Harrah’s success’s in the cards

Oct 1, 2002 5:14 AM


   Forgive Harrah's Entertainment if it brags a little. After all, the company has posted 14 straight quarters of "same-store" growth and its marketing program has been hailed as a model for the industry.

   Brandishing a 26 million customer database that, in the words of CEO Gary Loveman, "rivals AOL,'' Harrah's has built player loyalty from coast to coast. And determining that demand "vastly exceeds" supply, the company is aggressively pursuing new opportunities.

   The Rewards card, for example, is now tying into off-property outlets such as Macy's and Sak's Fifth Avenue for cross-promotion. The three-level card program has also been tweaked to offer more deals and incentives to what Loveman calls "low-value" customers.

   "On the casino floor, we can locate a 60-year-old Diamond card holder from Indiana,'' the MIT-trained Loveman told analysts at Global Gaming Expo. Even better, 40 percent of card holders are using them in multiple Harrah's venues.

   Targeted promotions and aggressive pricing have boost room revenue from an average of $172 to $196 in the last two years, execs say.

   Analysts are generally impressed. "Compared with Park Place and MGM Mirage, Harrah's has better credit ratios and is more diversified,'' said John Kempf of Goldman Sachs. "They're like 7-Eleven or McDonald's-they're everywhere and they're the same wherever you go,'' added one competitor.

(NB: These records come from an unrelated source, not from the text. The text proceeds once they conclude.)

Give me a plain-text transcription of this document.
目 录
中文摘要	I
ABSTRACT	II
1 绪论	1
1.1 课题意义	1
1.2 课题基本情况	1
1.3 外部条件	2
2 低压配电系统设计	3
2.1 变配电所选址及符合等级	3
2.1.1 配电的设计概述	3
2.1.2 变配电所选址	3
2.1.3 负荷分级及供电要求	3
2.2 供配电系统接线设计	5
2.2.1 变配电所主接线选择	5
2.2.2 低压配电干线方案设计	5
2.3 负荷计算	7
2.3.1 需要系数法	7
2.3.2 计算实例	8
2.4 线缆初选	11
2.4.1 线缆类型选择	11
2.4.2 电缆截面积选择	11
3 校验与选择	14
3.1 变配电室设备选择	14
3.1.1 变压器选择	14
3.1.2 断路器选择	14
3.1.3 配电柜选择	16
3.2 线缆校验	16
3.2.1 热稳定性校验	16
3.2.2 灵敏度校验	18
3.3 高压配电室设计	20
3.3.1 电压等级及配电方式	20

   Expansion will continue in lucrative new markets, says Harrah's exec Chuck Atwood. "It's harder to make the same returns here [in Las Vegas],'' he explained. "We want to be everywhere we can.'' The company operates 26 casinos in 17 markets nationwide.

   Loveman, a chief operating officer who recently replaced Phil Satre as CEO, noted that a "domino effect" is in play, with states trying to contain entertainment spending inside their borders. If a casino opens in one state, the pressure builds on its neighbors to follow suit.

   Still, industry experts are scratching their heads over a couple of dicey deals. Harrah's decision to take a 95 percent interest in Louisiana Downs and convert it to a racino could be a long-shot; the Bossier City/Shreveport market is weak and the $157 million price tag was relatively steep. Likewise, Harrah's merger with JCC Holding Co. in New Orleans; along with sluggish returns at the Rio Las Vegas, create drag on the bottom line.

   So far, however, the Harrah's strategy of building brand loyalty is clicking nicely.